Like any red (-white-and-blue) blooded American, I’ve been loving the Olympics. I’m currently on my couch, dressed to go out, but now that women’s gymnastics is on, I have no intention to leave my apartment.
But guys, I really think I’m getting more emotional lately. Maybe it’s because I’m on a Pediatrics rotation right now, or because it’s that time of the month, sorry TMI, oh wait I have no filter. I’ll get sad at the drop of a hat (or a body flopping from the high bar). As much as I love seeing our athletes win, anytime they show any other team crying, I get really sad!
I mean, I go to work and am surrounded by sick, sad kids. And then on NBC, constant shots of sad kids. Because that’s what they are, kids! They’re 16, 17, and they’ve been living and breathing gymnastics, swimming, whatever sport since childhood. And they come and perform, and only gold can be good enough. And there can only be one winner. (Sensing a Hunger Games vibe here). And every time one of them makes a game-changing mistake, I just imagine that they’ll be beating themselves up for years for it, the bobble on balance beam that cost them the gold.
Don’t get me wrong, I love watching the competitions. But maybe it’s because I’m now older than most of these young athletes, and it seems like the shelf life of, say, an Olympic gymnast, is so short nowadays. People keep saying Phelps is past his prime–he’s only 27! I’m totally projecting, or misplacing sympathy, but if I were in their shoes, I would feel like I peaked in adolescence or something. And there are such better parts of your life than adolescence! I also feel for the athletes that come in eighth place, or the ones that don’t make the semifinals. I mean, these are world-class athletes too! They can’t help if it someone is more talented than they are. I just want to tell them that the important thing is that they tried hard, and did their best, and let’s go to Pizza Hut after the game anyway!

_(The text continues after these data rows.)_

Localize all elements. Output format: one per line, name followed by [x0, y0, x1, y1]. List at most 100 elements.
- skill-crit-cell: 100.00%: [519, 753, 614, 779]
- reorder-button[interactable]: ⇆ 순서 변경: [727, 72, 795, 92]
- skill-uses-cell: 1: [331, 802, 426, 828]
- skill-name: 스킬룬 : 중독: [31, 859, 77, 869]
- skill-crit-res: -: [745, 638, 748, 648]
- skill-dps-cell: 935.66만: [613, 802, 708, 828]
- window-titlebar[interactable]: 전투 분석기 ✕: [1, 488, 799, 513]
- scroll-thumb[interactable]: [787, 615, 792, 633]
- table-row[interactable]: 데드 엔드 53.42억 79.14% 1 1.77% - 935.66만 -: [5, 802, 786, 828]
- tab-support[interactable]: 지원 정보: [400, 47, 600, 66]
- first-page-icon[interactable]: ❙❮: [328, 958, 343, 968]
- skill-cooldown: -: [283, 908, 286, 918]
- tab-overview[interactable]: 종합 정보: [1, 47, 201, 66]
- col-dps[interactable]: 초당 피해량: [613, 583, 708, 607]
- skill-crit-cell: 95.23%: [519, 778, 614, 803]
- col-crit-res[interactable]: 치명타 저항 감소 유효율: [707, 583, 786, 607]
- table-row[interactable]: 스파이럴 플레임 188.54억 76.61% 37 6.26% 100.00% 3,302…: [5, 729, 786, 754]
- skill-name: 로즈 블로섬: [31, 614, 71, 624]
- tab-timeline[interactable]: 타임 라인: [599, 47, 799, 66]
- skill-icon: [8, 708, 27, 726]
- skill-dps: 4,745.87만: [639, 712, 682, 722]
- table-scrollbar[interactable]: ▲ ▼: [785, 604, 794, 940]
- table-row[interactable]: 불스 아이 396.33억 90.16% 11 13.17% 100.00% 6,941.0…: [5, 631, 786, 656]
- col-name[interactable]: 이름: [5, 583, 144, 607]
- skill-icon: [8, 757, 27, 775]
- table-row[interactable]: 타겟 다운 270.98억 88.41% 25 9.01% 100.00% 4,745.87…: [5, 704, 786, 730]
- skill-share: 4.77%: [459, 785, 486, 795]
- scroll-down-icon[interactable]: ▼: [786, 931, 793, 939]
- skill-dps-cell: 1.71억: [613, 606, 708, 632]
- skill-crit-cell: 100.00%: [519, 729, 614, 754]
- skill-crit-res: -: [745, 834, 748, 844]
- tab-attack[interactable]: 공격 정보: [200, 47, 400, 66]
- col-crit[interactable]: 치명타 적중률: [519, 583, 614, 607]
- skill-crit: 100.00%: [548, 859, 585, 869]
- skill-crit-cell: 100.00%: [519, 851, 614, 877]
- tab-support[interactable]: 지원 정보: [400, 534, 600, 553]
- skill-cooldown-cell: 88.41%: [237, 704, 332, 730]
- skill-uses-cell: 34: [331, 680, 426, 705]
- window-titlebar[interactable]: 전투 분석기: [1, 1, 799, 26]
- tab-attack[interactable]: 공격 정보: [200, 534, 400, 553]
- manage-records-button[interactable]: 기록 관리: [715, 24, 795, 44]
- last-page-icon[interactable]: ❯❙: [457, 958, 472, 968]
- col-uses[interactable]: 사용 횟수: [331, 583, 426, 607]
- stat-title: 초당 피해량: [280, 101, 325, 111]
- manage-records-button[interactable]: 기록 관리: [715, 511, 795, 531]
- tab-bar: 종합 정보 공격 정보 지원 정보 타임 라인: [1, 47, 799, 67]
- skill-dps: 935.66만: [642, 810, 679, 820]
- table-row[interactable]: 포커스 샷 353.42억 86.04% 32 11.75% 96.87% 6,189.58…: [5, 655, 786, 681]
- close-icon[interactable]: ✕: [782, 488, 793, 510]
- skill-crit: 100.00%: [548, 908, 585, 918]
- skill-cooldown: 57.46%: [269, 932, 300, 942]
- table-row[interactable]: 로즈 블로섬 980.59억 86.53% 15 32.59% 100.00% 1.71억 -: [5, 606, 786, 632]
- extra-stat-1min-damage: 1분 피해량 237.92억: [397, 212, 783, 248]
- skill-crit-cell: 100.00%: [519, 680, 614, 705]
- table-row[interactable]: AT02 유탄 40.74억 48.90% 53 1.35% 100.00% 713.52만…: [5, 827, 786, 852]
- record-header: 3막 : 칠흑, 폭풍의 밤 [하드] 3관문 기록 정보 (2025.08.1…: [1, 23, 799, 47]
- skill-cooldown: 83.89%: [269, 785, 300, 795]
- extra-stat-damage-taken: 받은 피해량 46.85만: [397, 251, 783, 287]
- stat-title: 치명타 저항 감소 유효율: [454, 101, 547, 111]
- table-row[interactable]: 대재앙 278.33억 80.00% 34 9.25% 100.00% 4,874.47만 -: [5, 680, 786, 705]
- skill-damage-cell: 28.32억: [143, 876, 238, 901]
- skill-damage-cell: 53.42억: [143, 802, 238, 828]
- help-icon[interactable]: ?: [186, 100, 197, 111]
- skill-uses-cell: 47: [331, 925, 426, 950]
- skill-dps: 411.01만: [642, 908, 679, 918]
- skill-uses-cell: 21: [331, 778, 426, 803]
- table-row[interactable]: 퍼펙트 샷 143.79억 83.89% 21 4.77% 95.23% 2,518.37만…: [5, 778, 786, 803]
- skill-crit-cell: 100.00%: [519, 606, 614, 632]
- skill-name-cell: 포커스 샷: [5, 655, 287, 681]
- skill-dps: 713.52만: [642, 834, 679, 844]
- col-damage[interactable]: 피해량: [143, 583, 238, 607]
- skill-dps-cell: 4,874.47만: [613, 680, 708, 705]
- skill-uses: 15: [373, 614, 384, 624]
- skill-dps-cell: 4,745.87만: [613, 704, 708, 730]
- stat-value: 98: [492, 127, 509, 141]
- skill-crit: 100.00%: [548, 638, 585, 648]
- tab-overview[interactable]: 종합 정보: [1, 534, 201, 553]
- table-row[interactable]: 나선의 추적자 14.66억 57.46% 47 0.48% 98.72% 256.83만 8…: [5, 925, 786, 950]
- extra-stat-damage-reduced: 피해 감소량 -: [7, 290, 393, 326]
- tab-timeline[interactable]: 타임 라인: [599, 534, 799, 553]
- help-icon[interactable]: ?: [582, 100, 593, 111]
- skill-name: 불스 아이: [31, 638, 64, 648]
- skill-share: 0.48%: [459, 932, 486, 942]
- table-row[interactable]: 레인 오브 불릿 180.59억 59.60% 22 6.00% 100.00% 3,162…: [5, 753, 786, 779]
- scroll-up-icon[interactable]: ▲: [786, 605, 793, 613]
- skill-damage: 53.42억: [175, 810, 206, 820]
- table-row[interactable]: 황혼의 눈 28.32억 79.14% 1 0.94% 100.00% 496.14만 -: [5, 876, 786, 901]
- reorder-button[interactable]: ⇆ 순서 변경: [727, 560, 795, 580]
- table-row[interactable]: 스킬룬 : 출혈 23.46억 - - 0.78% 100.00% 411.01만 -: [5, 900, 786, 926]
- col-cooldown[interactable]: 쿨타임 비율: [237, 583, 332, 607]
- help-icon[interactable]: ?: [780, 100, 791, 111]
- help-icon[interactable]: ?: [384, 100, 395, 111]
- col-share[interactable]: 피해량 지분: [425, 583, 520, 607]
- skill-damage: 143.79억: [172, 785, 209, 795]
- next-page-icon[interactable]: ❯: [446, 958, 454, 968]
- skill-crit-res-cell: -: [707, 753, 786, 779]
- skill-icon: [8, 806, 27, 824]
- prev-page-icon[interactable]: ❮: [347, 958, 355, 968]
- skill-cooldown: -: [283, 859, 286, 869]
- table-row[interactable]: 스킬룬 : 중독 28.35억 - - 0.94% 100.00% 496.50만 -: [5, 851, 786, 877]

Maybe I’m just feeling extra mom-like after two months on Peds. And when we’ve been learning about how to build self-esteem in children, we’re always told not to praise them for things they can’t help, like being pretty or fast or talented. Instead, we’re told to focus on when they do things, or try hard, or work at their talents to get better. Call me a kindergarten teacher, but congratulating kids on their effort is the way to go. And every time the camera zooms on someone’s parents, and they look all disappointed by a silver medal–this is how children get insecure about their achievements!
Anyway, I could talk about the Olympics for days. I’ll end with this unrelated thought: why do the swimming announcers keep calling the winners “fearless”? They call each race a “gutsy” performance or talk about how the swimmer had “no fear”. I wholeheartedly agree each swim is impressive, but what makes it gutsy? What is there to fear, the wall?